Embrittlement behaviour of metal additive-manufactured high-entropy alloy components under gaseous and electrochemical hydrogen charging

Embrittlement is an environmentally induced fracture that primarily affects metallic materials. This phenomenon occurs when hydrogen is absorbed on the metal surface and penetrates to the core, followed by degrading the mechanical properties in a hydrogen-rich environment. This reduction in mechanical properties results in a loss of ductility and toughness in materials, thereby increasing their susceptibility to cracking caused by hydrogen. Embrittlement can be introduced into materials through various means.

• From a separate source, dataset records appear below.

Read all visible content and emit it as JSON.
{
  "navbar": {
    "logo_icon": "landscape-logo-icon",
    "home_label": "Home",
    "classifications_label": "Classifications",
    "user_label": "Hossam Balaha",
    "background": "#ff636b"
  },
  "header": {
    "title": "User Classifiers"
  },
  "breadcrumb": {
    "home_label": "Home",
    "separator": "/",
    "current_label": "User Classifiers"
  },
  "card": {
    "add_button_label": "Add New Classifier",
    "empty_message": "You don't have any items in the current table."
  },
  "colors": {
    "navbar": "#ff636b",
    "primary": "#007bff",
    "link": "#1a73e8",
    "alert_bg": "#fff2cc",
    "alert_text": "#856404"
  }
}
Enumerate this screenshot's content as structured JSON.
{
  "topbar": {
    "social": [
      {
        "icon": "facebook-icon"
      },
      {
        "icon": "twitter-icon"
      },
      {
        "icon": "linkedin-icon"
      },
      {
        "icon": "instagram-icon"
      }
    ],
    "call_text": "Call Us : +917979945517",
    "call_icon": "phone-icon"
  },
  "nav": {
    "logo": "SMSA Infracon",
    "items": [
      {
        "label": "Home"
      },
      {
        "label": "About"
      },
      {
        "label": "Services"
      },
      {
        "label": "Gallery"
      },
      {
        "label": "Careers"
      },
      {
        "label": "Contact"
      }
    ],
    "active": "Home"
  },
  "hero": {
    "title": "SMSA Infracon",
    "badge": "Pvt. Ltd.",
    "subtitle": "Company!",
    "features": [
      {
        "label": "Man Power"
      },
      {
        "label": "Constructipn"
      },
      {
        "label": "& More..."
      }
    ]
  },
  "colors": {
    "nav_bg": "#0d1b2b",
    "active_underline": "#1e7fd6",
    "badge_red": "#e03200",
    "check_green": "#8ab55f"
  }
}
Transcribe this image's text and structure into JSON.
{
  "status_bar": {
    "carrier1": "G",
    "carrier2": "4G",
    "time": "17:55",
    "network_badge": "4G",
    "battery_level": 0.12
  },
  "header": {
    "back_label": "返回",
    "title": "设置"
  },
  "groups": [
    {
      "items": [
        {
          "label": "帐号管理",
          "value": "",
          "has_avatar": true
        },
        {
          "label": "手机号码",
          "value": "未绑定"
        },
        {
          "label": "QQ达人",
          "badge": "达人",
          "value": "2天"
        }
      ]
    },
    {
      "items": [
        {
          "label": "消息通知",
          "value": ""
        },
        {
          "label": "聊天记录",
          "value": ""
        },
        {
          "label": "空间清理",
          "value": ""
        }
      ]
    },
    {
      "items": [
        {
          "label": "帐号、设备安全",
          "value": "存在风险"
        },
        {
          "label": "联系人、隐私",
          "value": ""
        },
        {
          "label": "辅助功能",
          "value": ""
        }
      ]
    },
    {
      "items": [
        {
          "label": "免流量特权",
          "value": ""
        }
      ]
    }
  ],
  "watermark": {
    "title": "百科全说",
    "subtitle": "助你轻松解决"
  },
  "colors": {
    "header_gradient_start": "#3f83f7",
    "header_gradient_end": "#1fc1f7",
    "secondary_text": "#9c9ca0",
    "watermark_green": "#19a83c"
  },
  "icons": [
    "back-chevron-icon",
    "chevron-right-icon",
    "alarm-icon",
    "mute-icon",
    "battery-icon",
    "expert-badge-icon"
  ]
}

This work mainly focuses on embrittlement failure that occurs under hydrogen-inducing conditions. Gaseous and electrochemical hydrogen charging exposure are related to this study. Mitigating hydrogen embrittlement involves controlling two aspects: adding alloying elements and treating the metal surface. This work examines the addition of alloying elements to reduce metals' susceptibility to hydrogen uptake, utilising an advanced fabrication method known as metal additive manufacturing in conjunction with high-entropy alloy concepts. Mechanical properties such as tensile strength and fatigue demonstrate the deterioration of hydrogen embrittlement behaviour in structural components, leading to unforeseen catastrophic failures. This work summarizes (i) the hydrogen effects on material performance, (ii) additively manufactured high entropy alloy (HEAs) and the factors influencing embrittlement, (iii) methods of hydrogen charging, (v) hydrogen embrittlement mechanisms, and (vi) various microstructure and mechanical property outcomes of additive and conventional manufacturing processes and their effects on embrittlement.